George W. Arnold, Director, Standards Coordination Office NIST
(National Institute for Standards and Technology)
Why does NIST participate in the IEC?
Arnold: The IEC is the preeminent standards body at the international level in the electrotechnical sphere. There are many IEC Standards that have been used historically in the grid. The IEC also continues to develop a whole portfolio of standards on an on-going basis.
Through active participation, NIST is able to benefit from the work that is done in the IEC, for example in its Strategy Group 3, Smart Grids on architecture and roadmaps. NIST is also able to feed back its own requirements and learning’s to the IEC. This is helpful for both sides as it allows to further improve Standards and to expand the portfolio, but also because our requirements are taken into account and this makes it later easier for us to adopt and use these standards later on.
What is the biggest challenge in updating the electric infrastructure?
Arnold: I’d say the biggest challenge is the complexity of the task. The grid is probably the most complex system that mankind has ever built. It has evolved over the course of 100 years with a lot of technologies at various stages of their lifecycle. As we introduce new systems and operating concepts we also have to support all this embedded legacy equipment that may not have been designed using standards. Much of it uses proprietary technologies; being able to evolve the grid with open standards and more dynamic operation while you're also supporting all of this legacy equipment is a very complicated task.
What is NISTs role?
Arnold: NISTs role is to coordinate all of the standards work for the US. Many different standards bodies all around the world have developed specifications that are used in the electric grid. NIST’s role is to get all the stakeholders together and identify US requirements. We then work with the various standards development organizations, at the international level - IEC, but also ISO, ITU-T - which fullfil a very important role.
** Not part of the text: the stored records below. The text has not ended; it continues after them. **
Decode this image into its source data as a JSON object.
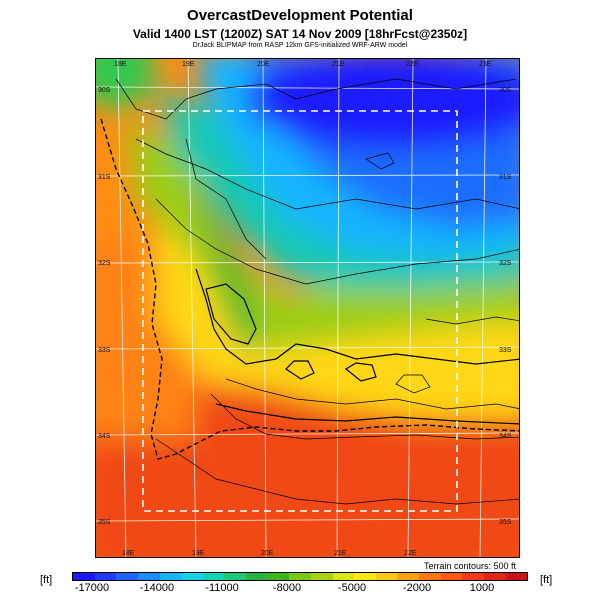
{
  "title": "OvercastDevelopment Potential",
  "subtitle": "Valid 1400 LST (1200Z) SAT 14 Nov 2009 [18hrFcst@2350z]",
  "credit": "DrJack BLIPMAP from RASP 12km GFS-initialized WRF-ARW model",
  "contour_note": "Terrain contours: 500 ft",
  "unit_left": "[ft]",
  "unit_right": "[ft]",
  "lon_labels_top": [
    "18E",
    "19E",
    "20E",
    "21E",
    "22E",
    "23E"
  ],
  "lon_labels_bottom": [
    "18E",
    "19E",
    "20E",
    "21E",
    "22E"
  ],
  "lat_labels": [
    "30S",
    "31S",
    "32S",
    "33S",
    "34S",
    "35S"
  ],
  "colorbar": {
    "ticks": [
      "-17000",
      "-14000",
      "-11000",
      "-8000",
      "-5000",
      "-2000",
      "1000"
    ],
    "colors": [
      "#1a1aff",
      "#1e3cff",
      "#1e64ff",
      "#1e8cff",
      "#18b4ff",
      "#14d2e6",
      "#14d2b4",
      "#1ec878",
      "#28b43c",
      "#3cb41e",
      "#78c814",
      "#aad214",
      "#dce614",
      "#ffe614",
      "#ffc814",
      "#ffa014",
      "#ff7814",
      "#ff5a14",
      "#f03c14",
      "#dc2814",
      "#c81414"
    ]
  },
  "colors": {
    "deep_blue": "#1a1aff",
    "cyan": "#18b4ff",
    "green": "#28b43c",
    "yellow": "#ffe614",
    "orange": "#ff7814",
    "red_orange": "#f03c14"
  }
}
NIST also works with some of the national standards organizations that develop standards that are needed for more US specific requirements. Our job is to ensure that US needs are integrated into standards so that they meet the requirements for the US grid.
How is NIST contributing to Smart Grid development in the US?
Arnold: The NIST effort was mandated by the US Congress in 2007 as part of a national policy to modernize the electric grid. NIST has engaged with hundreds of stakeholders in the process not just the electric utilities – there are over 3000 electric utilities in the US – but also suppliers to the smart grid. Those include traditional electric suppliers, information technology companies, communication providers, as well as research institutes, universities and the regulators who oversee the grid. Getting all of these stakeholders to agree on the requirements is a significant challenge, but we are making progress. Standards enable us to take something that is done in one place and then deploy it broadly.